L’euro, de son côté, fait face à plusieurs risques politiques importants, voire potentiellement déstabilisateurs. On scrute notamment avec méfiance les élections aux Pays-Bas, en Allemagne et en France. C’est pour l’heure surtout l’Hexagone qui inquiète. Un scandale lié à l’emploi de son épouse compromet grandement les chances de succès du principal candidat de l’establishment François Fillon. Si Marine Le Pen (Front national) remporte les présidentielles, elle mettra immédiatement un ” frexit ” à l’ordre du jour, à savoir une sortie de l’euro et de l’UE.
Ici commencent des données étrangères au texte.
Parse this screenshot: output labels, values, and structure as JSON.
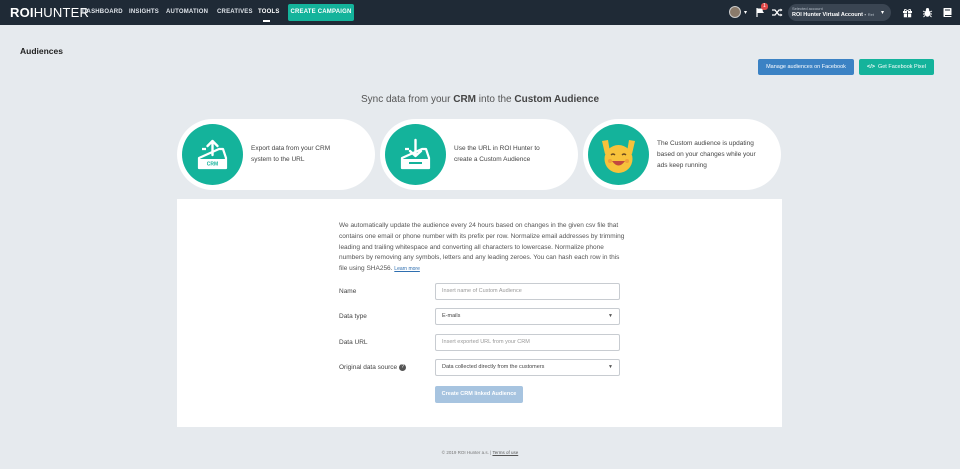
{
  "nav": {
    "logo_bold": "ROI",
    "logo_rest": "HUNTER",
    "items": [
      {
        "label": "DASHBOARD"
      },
      {
        "label": "INSIGHTS"
      },
      {
        "label": "AUTOMATION"
      },
      {
        "label": "CREATIVES"
      },
      {
        "label": "TOOLS"
      }
    ],
    "create_campaign": "CREATE CAMPAIGN",
    "notification_count": "1",
    "account_caption": "Selected account",
    "account_name": "ROI Hunter Virtual Account -",
    "account_suffix": "Ret"
  },
  "page": {
    "title": "Audiences",
    "manage_button": "Manage audiences on Facebook",
    "pixel_button": "Get Facebook Pixel",
    "pixel_code_glyph": "</>"
  },
  "sync": {
    "prefix": "Sync data from your ",
    "crm": "CRM",
    "middle": " into the ",
    "audience": "Custom Audience"
  },
  "steps": [
    {
      "line1": "Export data from your CRM",
      "line2": "system to the URL",
      "icon": "crm-export-icon",
      "badge": "CRM"
    },
    {
      "line1": "Use the URL in ROI Hunter to",
      "line2": "create a Custom Audience",
      "icon": "download-tray-icon"
    },
    {
      "line1": "The Custom audience is updating",
      "line2": "based on your changes while your",
      "line3": "ads keep running",
      "icon": "cheering-face-icon"
    }
  ],
  "form": {
    "description": "We automatically update the audience every 24 hours based on changes in the given csv file that contains one email or phone number with its prefix per row. Normalize email addresses by trimming leading and trailing whitespace and converting all characters to lowercase. Normalize phone numbers by removing any symbols, letters and any leading zeroes. You can hash each row in this file using SHA256.",
    "learn_more": "Learn more",
    "name_label": "Name",
    "name_placeholder": "Insert name of Custom Audience",
    "type_label": "Data type",
    "type_value": "E-mails",
    "url_label": "Data URL",
    "url_placeholder": "Insert exported URL from your CRM",
    "source_label": "Original data source",
    "source_value": "Data collected directly from the customers",
    "submit": "Create CRM linked Audience"
  },
  "footer": {
    "copyright": "© 2019 ROI Hunter a.s. | ",
    "terms": "Terms of use"
  },
  "colors": {
    "nav_bg": "#1f2a36",
    "accent": "#14b39b",
    "primary": "#3b82c4",
    "page_bg": "#e6eaee"
  }
}
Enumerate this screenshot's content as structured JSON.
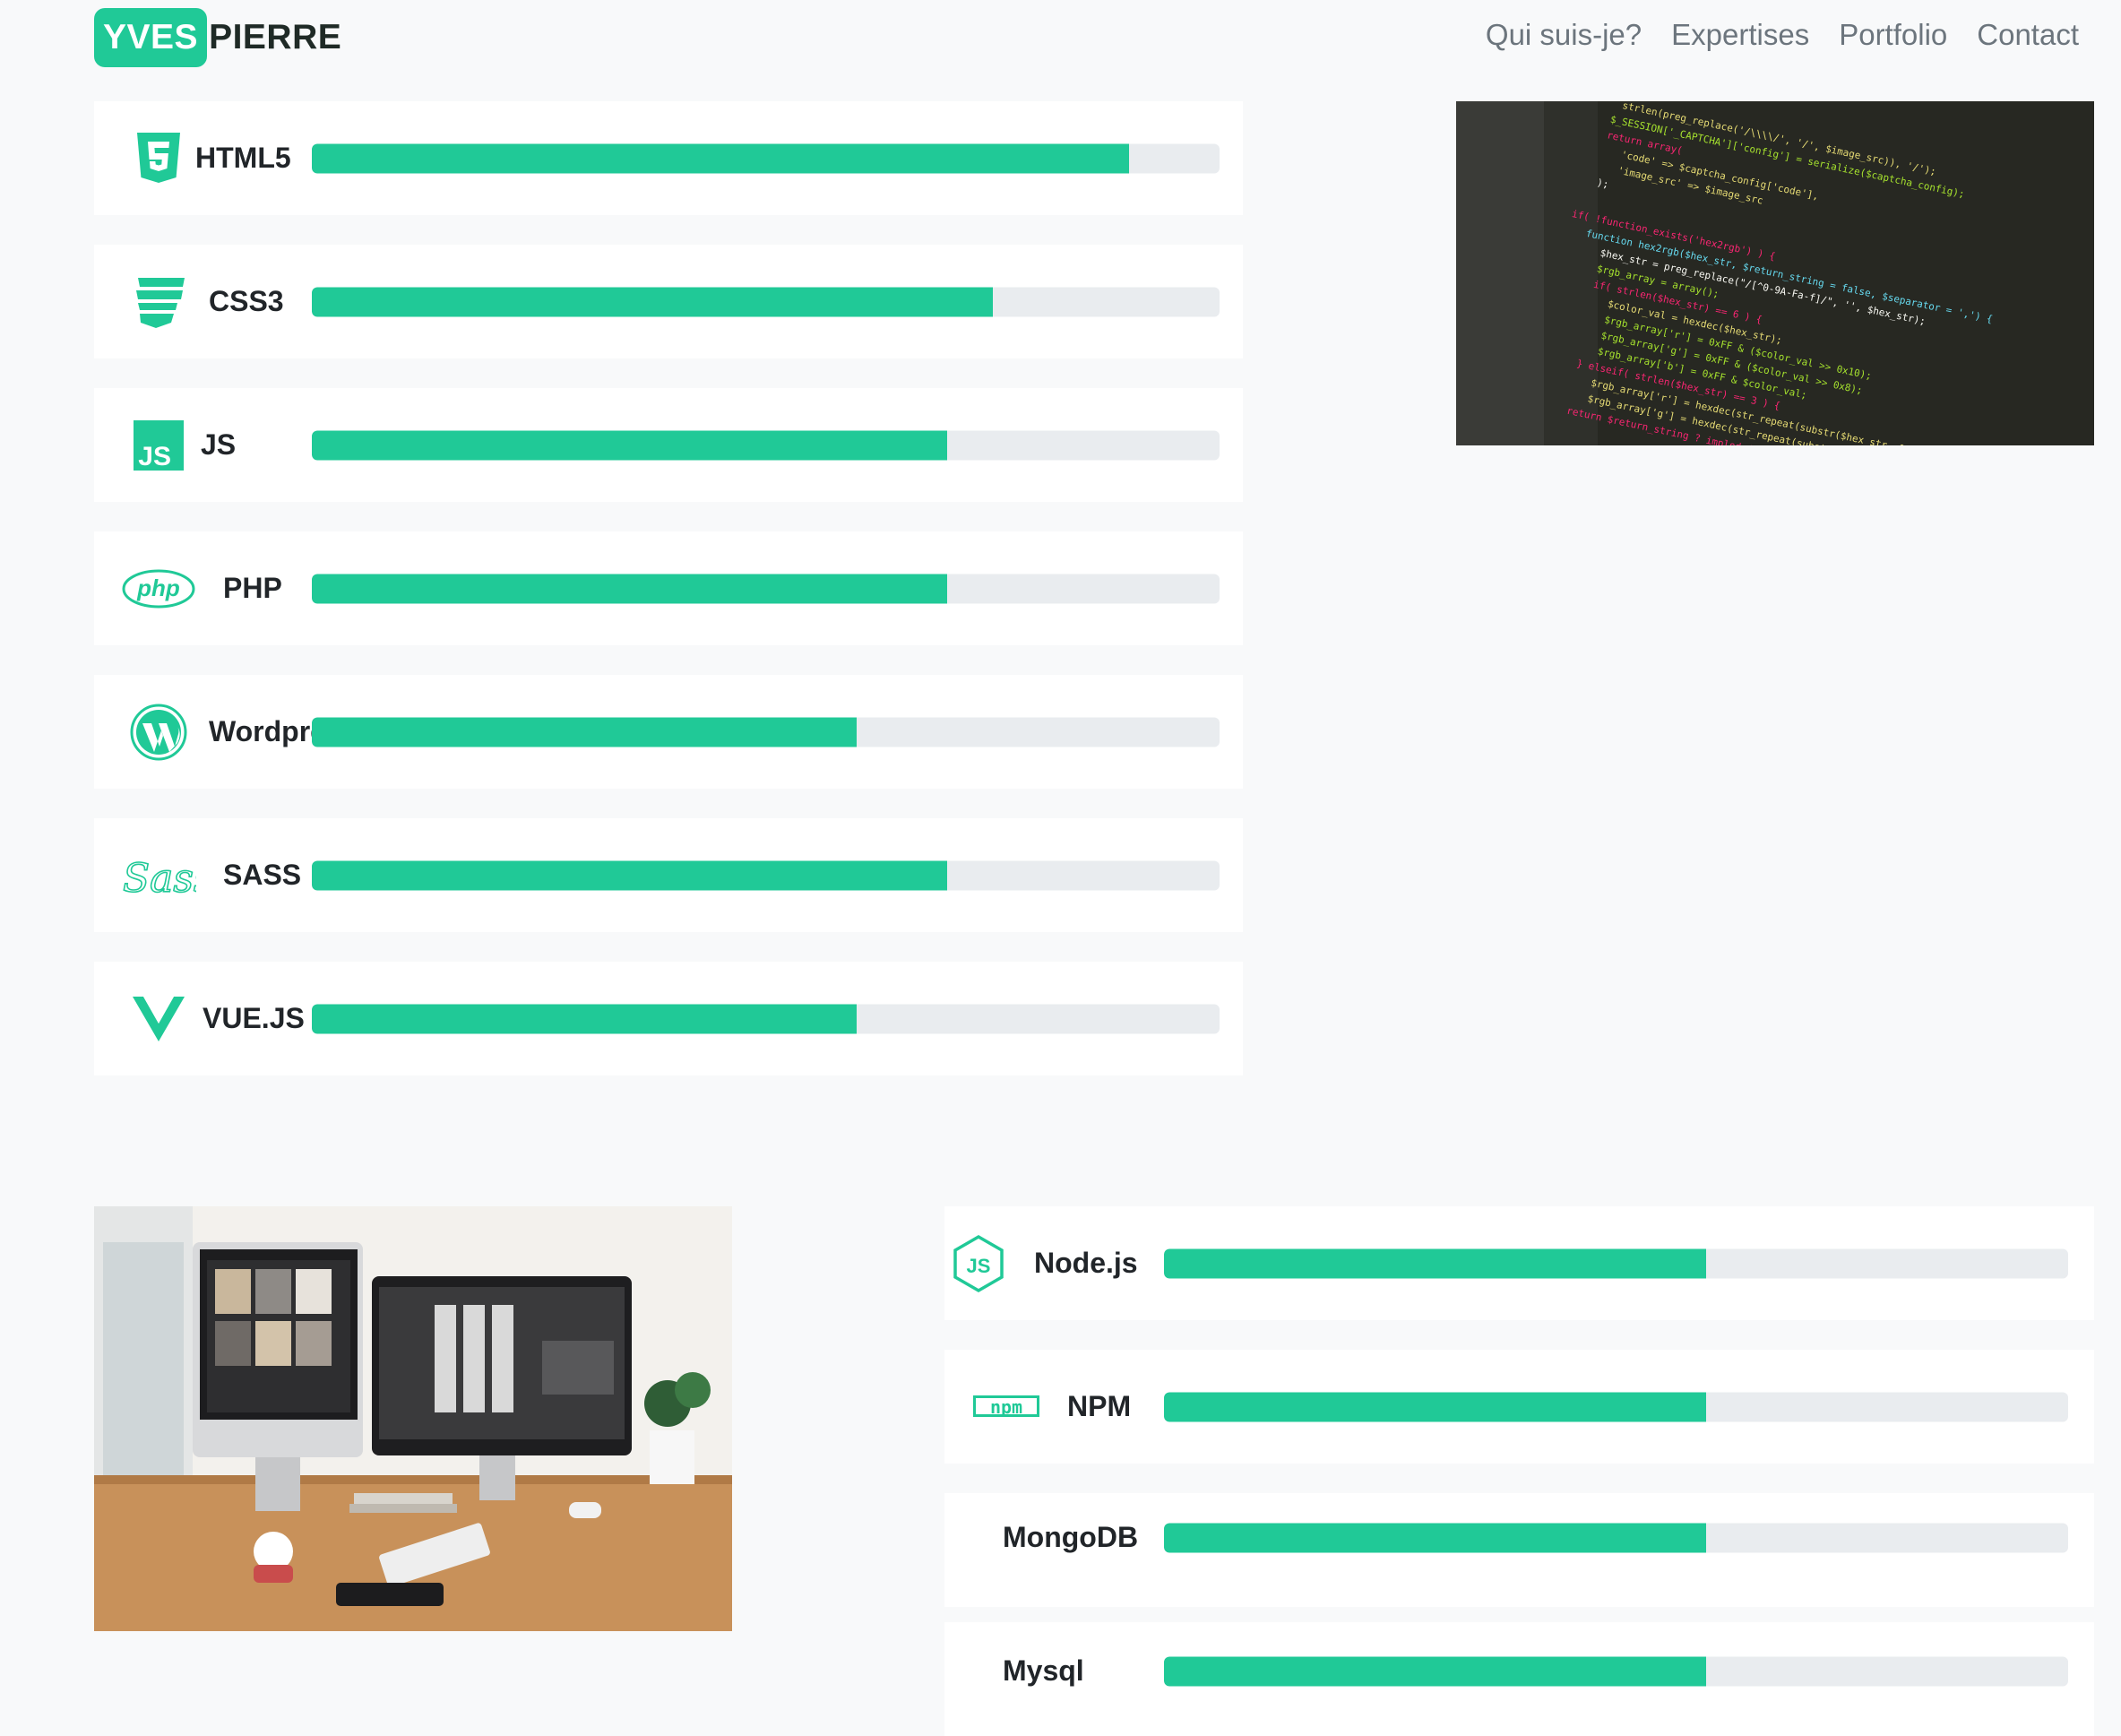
{
  "header": {
    "logo_first": "YVES",
    "logo_last": "PIERRE",
    "nav": [
      "Qui suis-je?",
      "Expertises",
      "Portfolio",
      "Contact"
    ]
  },
  "colors": {
    "accent": "#20c997",
    "track": "#e9ecef",
    "card": "#ffffff",
    "page": "#f8f9fa"
  },
  "skills_primary": [
    {
      "name": "HTML5",
      "icon": "html5-icon",
      "level": 0.9
    },
    {
      "name": "CSS3",
      "icon": "css3-icon",
      "level": 0.75
    },
    {
      "name": "JS",
      "icon": "js-icon",
      "level": 0.7
    },
    {
      "name": "PHP",
      "icon": "php-icon",
      "level": 0.7
    },
    {
      "name": "Wordpress",
      "icon": "wordpress-icon",
      "level": 0.6
    },
    {
      "name": "SASS",
      "icon": "sass-icon",
      "level": 0.7
    },
    {
      "name": "VUE.JS",
      "icon": "vuejs-icon",
      "level": 0.6
    }
  ],
  "skills_secondary": [
    {
      "name": "Node.js",
      "icon": "nodejs-icon",
      "level": 0.6
    },
    {
      "name": "NPM",
      "icon": "npm-icon",
      "level": 0.6
    },
    {
      "name": "MongoDB",
      "icon": "",
      "level": 0.6
    },
    {
      "name": "Mysql",
      "icon": "",
      "level": 0.6
    }
  ],
  "images": {
    "code": "code-editor-photo",
    "desk": "desk-computers-photo"
  }
}
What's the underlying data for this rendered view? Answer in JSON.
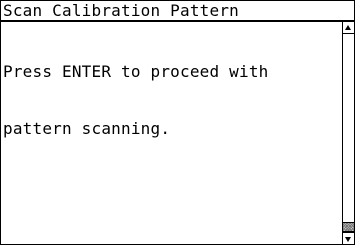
{
  "window": {
    "title": "Scan Calibration Pattern"
  },
  "content": {
    "message_lines": [
      "Press ENTER to proceed with",
      "pattern scanning."
    ]
  },
  "scrollbar": {
    "up_icon": "arrow-up-icon",
    "down_icon": "arrow-down-icon",
    "position_fraction": 1.0
  }
}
Vous pouvez dès lors conserver une position en dollar américain, ne serait-ce qu’à titre de diversification en cas de difficultés politiques dans la zone euro au cours des mois à venir. De plus, les obligations libellées dans la devise offrent un rendement attrayant par rapport à leurs pendantes en euro. Préférez cependant les obligations assorties d’une échéance relativement courte (maximum cinq ans) afin de profiter des relèvements de taux attendus aux États-Unis.

Pays émergents

Soyez attentifs à l’émetteur car toutes les obligations libellées en dollar ne sont pas forcément émises par des entreprises américaines. Selon la Banque des règlements internationaux (BRI), un tiers de la dette en dollar de la planète est au nom d’émetteurs issus de pays émergents. Une nouvelle hausse du dollar accroîtrait le coût de (re)financement de leurs dettes en dollar. De plus, les mesures protectionnistes de Trump pourraient peser sur leurs revenus en dollar – avec lesquels les entreprises des pays émergents peuvent payer les intérêts de leurs dettes en dollar – , par exemple si ces entreprises vendent moins aux États-Unis en raison de droits à l’importation élevés. Préférez dès lors les entreprises américaines qui réalisent une grande partie de leur chiffre d’affaires sur le territoire américain pour vos obligations en dollar.

LE BILLET VERT A ABANDONNÉ UNE PARTIE DE SES GAINS SUR L’EURO.